Books from Europe and Latin America that blur the boundaries of fiction, history and memoir are the final six contenders for the £50,000 ($69,000) International Booker Prize.
The shortlist for the literary award, announced on Thursday, includes The War of the Poor, a story of religion and revolution by France's Eric Vuillard, In Memory of Memory by Russian writer Maria Stepanova and imaginative short-story collection The Dangers of Smoking in Bed by Argentina's Mariana Enriquez.
The other finalists are war story At Night All Blood is Black, by France's David Diop, science-themed story collection When We Cease to Understand the World by Chile's Benjamin Labatut and futuristic workplace novel The Employees by Danish writer Olga Ravn.
The award, run alongside the Booker Prize for English-language fiction, is given annually to a work of fiction in any language that is translated into English and published in the UK or Ireland.

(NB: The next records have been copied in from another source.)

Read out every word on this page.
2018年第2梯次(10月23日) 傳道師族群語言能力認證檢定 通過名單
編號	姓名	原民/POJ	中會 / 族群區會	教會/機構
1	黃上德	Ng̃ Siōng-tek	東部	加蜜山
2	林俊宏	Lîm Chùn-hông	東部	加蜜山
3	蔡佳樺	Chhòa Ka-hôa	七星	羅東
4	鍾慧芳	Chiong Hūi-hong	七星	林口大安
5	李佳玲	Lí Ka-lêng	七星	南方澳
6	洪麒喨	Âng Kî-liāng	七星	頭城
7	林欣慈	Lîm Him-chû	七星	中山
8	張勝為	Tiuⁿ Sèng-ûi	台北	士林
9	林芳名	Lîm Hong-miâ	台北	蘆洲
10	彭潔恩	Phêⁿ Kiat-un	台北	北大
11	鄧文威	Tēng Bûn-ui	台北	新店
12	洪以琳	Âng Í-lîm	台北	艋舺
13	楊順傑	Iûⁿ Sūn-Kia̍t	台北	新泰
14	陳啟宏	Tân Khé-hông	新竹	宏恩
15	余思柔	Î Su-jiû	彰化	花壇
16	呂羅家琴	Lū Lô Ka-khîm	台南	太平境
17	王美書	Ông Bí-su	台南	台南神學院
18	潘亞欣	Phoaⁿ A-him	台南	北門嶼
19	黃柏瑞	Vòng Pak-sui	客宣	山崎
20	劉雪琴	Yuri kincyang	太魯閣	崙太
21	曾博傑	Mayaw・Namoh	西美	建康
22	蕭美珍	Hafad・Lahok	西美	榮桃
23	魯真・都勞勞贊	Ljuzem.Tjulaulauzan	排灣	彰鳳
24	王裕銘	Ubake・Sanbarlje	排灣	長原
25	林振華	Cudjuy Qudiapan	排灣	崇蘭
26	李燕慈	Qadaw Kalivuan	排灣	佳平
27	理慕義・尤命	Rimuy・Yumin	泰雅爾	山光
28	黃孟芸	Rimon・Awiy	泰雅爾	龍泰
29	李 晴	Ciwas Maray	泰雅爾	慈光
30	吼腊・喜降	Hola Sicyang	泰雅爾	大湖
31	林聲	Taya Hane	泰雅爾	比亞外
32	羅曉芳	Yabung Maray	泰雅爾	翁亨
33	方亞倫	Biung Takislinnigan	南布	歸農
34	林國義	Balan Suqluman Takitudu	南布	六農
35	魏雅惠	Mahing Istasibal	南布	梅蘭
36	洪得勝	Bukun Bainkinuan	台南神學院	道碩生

The contenders often include writers who are widely read in their own languages but less known in English. Four of this year’s six shortlisted authors have never been published in English before.
Several internationally renowned writers who were on the 13-book longlist failed to make the cut, including Chinese writer Can Xue, Kenyan author Ngugi wa Thiong'o and Palestinian author Adania Shibli.
Shibli's Minor Detail, which was translated from Arabic by Elisabeth Jaquette, was the only regional title to make the longlist.
The winner will be announced on Wednesday, June 2, with the prize money split between the winning book’s author and its translator.
British author Lucy Hughes-Hallett, who is chairing the panel of judges, said the list showed that some of the most exciting new writing is going on “in the borderlands” between fiction and other genres, such as history and memoir.
Vuillard’s book is about a real 16th-century German theologian, Ravn’s workplace novel is set on a spaceship in the 22nd century and Diop’s story of Senegalese soldiers in the First World War is so “wildly imaginative … when I first read it I almost thought I was having a nightmare", Hughes-Hallett said.
“What we concluded in the end is that this is a fantastically vital and vigorous aspect of the way fiction is being written at the moment," she said. "People are really pushing at the boundaries.”